Affaire grave, en effet, que la double attaque survenue dans la nuit du jeudi 4 mars au vendredi 5 mars dans l'agglomération d'Annecy (Haute-Savoie). Le feu a d'abord pris dans une salle de prière d'un lieu de culte de la communauté turque locale, qui a entièrement brûlé. Puis, quelques heures plus tard, ce fut au tour d'une mosquée, dépendant de la fédération de la Mosquée de Paris, dont un local technique a été endommagé. Même méthode, même nuit, même intention de détruire dans des lieux qui ne sont pas signalés au public, pas visibles de l'extérieur et n'ont donc pu être visités que par des gens qui avaient prémédité leur attaque. "On est probablement dans une logique d'incendies volontaires", a déclaré le procureur de la République.

Qui a intérêt à ce type d'agressions ? Qui a intérêt à une provocation qui peut faire le jeu des extrémistes de tous bords ? A deux semaines du premier tour des élections régionales (le 21 mars), la question est lourde de menaces. Le Conseil français du culte musulman (CFCM), par la voix de son président, Dalil Boubakeur, a sagement appelé "au calme et à la dignité". Il a été immédiatement soutenu par le Conseil représentatif des institutions juives de France (CRIF), le MRAP et le Mouvement juif libéral, notamment.

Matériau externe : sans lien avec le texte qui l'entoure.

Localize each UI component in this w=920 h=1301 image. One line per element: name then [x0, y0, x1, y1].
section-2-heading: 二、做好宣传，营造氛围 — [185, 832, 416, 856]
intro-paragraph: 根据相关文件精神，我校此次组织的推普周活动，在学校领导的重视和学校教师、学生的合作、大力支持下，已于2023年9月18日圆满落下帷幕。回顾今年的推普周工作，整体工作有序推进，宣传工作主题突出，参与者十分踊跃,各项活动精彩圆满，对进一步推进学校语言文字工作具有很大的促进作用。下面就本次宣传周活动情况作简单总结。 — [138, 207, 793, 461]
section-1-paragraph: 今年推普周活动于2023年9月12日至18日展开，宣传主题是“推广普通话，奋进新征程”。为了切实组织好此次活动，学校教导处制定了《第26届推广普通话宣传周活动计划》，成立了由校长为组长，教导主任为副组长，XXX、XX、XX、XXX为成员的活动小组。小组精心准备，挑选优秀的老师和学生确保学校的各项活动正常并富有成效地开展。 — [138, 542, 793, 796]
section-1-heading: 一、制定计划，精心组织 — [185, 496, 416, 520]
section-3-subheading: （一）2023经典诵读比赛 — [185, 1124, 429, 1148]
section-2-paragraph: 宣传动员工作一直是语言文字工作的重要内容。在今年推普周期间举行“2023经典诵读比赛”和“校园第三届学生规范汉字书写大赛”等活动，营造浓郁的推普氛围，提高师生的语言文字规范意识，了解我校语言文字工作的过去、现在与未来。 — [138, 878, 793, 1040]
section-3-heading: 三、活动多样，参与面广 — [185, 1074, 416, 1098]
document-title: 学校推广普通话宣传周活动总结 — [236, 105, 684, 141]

Ce qui a manqué, sur le moment, c'est une réaction de solidarité, d'indignation immédiate, de sympathie de la part des pouvoirs publics. C'est-à-dire de la République. Pas un élu municipal lors d'une manifestation de soutien organisée samedi ; pas de commentaire venu de Paris avant samedi soir. Il a fallu que le président du Conseil régional du culte musulman, Kamel Kabtane, se plaigne pour que les plus hauts responsables de l'Etat, du président de la République au ministre de l'intérieur, se manifestent et se mobilisent. Tardivement, donc, ce qui a exaspéré, à juste titre, une partie des musulmans.

Or si la laïcité de l'Etat a un sens, c'est bien dans ce devoir de défense, physique et politique, des lieux de culte de toutes les communautés religieuses du pays. Il n'y a pas de républicain qui trouverait à débattre de cette conception de la laïcité.